If you took note of our FastPass roster, you can see that we completely skipped over our Spaceship Earth FPs. Does anyone care? No? Good. Because neither do we.
Now, it's time for some bier! Und musik! Und brats! Und more bier! Well, maybe not more bier, because a liter is A LOT of beer already. Even if I have been intentionally avoiding beer all afternoon to make a liter or beer seem like less than it really is.
We check in to the restaurant. While the kids and I wait, Kristin goes inside to hit the restroom. Which, as everyone knows, is an almost foolproof trick to get seated early.
As expected, we get buzzed (bleeper buzzed, not beer buzzed), and Kristin's nowhere to be found. Just like clockwork. We take our seats, eyes on the back to see if we could spot Kristin. Nope. No dice. Where is she?
We're seated front row center, which is perfect! Our host asks us to take the seats at the far end of the table, and we do. Our waiter arrives soon after and informs us that those seats are already taken. Ok, just tell us where we should sit. We're not picky! The final seating arrangement has us on the other end of the same table, which makes no difference to me. In fact, that will just make it easier for me to make my 17 trips to the buffet. Oops, I forgot I'm eating more healthy now. So 15 trips to the buffet. BUT NO MORE.
I don't know how, but we somehow missed Kristin exiting the restroom. She did put two and two together, though, and came back into the restaurant when she didn't see us waiting outside.
Our tablemates return from the buffet, and it's too couples who appear to be older than us, but not much older. They seem nice enough, but we sort of kept to our own conversations. No biggie. We do cross-prost, though, so it's not a complete segregation.
And what did I prost with? This:
Warsteiner Dunkel. I love the Schoffenhofer Grapefruit, but that's more of an outside-walking-around-in-95-degree-heat beer for me. Plus, I love me some dark beer. And "dunkel" means "dark". This concludes the lesson for all of those who don't know a little German...even the one sitting over there.
If you didn't get the last joke, go rent "Top Secret". Or just whine that it's not available at your local video store or for streaming on Netflix, like I do. Or read one of my four previous Trip Reports.

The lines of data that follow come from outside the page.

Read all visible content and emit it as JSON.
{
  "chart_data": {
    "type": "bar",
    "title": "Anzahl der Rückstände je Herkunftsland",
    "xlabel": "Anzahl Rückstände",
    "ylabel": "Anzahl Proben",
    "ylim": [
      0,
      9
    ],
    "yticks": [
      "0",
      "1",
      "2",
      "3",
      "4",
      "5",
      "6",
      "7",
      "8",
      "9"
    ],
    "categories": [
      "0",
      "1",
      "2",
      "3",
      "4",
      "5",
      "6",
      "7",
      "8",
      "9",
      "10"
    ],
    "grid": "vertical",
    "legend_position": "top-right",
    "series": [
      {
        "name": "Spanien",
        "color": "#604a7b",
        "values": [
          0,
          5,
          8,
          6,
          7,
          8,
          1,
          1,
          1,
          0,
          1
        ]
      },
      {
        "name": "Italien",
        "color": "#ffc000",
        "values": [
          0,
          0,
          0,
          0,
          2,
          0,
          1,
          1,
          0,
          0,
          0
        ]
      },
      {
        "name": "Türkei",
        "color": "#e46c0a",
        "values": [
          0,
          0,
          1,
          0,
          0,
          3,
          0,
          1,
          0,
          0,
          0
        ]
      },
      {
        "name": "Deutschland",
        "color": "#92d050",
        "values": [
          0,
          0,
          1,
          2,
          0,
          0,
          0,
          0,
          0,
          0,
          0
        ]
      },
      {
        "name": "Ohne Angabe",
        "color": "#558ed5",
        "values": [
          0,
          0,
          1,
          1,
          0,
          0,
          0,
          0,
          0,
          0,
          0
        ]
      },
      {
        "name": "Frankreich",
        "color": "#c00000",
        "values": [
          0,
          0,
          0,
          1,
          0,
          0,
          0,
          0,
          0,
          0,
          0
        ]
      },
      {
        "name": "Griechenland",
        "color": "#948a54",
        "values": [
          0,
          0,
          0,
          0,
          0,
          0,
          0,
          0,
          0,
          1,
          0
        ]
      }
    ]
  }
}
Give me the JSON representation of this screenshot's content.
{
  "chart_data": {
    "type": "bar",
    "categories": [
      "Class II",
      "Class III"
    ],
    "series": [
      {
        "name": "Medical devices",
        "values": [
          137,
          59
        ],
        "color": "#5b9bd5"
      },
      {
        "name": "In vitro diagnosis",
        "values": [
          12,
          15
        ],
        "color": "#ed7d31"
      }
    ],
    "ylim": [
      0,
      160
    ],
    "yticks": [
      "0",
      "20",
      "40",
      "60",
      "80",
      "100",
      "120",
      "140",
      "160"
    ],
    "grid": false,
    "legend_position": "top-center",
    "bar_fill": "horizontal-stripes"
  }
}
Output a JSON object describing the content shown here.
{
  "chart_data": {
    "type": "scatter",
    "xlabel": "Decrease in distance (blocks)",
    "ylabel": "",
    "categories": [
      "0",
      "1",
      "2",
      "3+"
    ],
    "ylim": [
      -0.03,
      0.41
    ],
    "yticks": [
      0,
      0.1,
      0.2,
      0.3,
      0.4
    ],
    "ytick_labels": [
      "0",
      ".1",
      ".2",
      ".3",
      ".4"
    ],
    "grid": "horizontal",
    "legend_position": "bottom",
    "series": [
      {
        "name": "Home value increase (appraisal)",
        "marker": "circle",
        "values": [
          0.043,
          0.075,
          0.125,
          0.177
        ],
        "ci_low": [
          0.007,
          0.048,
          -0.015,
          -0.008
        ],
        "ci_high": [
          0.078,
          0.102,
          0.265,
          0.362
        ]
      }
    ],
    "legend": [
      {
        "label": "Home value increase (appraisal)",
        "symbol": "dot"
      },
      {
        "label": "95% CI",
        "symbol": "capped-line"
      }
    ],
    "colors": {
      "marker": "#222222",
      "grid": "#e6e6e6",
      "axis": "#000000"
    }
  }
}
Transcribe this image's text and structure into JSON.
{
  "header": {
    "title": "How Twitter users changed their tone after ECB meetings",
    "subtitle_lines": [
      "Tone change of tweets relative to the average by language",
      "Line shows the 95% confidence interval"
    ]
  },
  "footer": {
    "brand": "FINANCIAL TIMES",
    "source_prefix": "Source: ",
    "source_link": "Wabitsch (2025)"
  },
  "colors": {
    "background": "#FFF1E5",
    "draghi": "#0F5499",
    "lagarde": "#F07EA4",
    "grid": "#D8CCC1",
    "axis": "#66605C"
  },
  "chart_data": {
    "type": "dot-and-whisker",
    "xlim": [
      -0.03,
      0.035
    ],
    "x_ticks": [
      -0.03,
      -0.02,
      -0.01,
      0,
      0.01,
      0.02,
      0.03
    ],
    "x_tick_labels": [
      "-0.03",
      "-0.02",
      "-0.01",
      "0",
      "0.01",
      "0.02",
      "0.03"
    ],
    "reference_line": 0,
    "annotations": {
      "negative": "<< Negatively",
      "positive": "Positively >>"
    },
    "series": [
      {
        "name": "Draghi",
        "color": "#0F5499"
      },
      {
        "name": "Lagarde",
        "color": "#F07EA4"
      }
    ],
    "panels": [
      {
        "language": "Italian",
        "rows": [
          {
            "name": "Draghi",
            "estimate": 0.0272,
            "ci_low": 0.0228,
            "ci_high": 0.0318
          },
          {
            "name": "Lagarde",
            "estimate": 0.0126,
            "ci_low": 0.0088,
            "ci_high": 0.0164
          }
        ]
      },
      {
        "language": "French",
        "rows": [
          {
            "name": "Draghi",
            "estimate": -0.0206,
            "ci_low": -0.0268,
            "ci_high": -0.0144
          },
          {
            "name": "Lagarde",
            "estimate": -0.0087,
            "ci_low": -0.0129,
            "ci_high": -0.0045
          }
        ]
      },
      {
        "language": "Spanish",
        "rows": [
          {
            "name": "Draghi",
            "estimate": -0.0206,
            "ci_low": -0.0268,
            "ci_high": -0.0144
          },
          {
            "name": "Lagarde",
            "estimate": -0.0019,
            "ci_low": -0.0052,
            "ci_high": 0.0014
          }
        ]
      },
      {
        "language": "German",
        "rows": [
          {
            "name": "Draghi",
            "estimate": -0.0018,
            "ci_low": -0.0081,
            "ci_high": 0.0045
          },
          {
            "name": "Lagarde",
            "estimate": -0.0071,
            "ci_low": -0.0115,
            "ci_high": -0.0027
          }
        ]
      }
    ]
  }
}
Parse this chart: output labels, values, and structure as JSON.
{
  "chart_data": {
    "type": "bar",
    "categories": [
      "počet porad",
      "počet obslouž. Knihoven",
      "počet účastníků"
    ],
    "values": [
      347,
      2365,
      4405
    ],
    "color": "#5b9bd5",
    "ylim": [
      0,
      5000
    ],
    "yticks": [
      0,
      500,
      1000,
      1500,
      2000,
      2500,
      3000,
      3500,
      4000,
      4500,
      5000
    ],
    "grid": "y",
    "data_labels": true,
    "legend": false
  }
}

I really do want to see that movie again, and think the kids would find it funny.
We get our food, and here's what it looks like:
I go heavy on the brats, dumplings, and red cabbage (the latter not on the plate above, though). The kids keep it limited to mostly bread. Ok. One great thing about the
Disney Dining Plan is you can easily close your eyes to the fact that you're paying a lot of money for the kids to eat bread.
There were a lot more options than I showed, but those are the important ones. Plus, the food's really secondary (or tertiary, if we don't count beer as food) for why we come here:
It's showtime! I love these guys. In fact, I love a lot of polka. I illegally copied Frankie Yankovic's (Weird Al's dad) "Polka Favorites" album from the library and listen to it often. I also have two CDs from the Epcot Biergarten band, Oktoberfest Musikanten. Or Martin Gross and the Sonneshein Express. Whatever they're billing themselves as these days.
Kristin asks Emily if she wants to dance. Emily declines. That's odd, since Emily LOVES dancing. But not THAT odd, since she doesn't really like dancing when we want her to dance. I step up in her place, and out we go.
The two of us dance together like we do most things together - she wants me to lead, then decides that my leading is insufficient, so she takes over. We do successfully avoid bowling over any of the children out on the dance floor, whose idea of "dancing" is apparently running around trying to lure adults into accidnetally bowling them over. But we don't bowl them over. TALENT.
Back to the table, and it's time for dessert. For Kristin and the kids, at least.
I don't know what any of that is. It's all good, though. Like most Disney buffet desserts.
I opted for more brats, dumplings, and red cabbage for dessert, though that probably doesn't count. I wish the band played longer (didn't they used to play longer?), but I guess you can't work them to death and expect them to still be "on" for their performances.
That's ok. We can find others ways to entertain ourselves. Such as "camera phone":
As I said before, THIS is the pose:
Emily photobombs the next one, turning it into my favorite photo of the entire trip:
Alright, done. We settle up with the waiter, and then it's back out to World Showcase!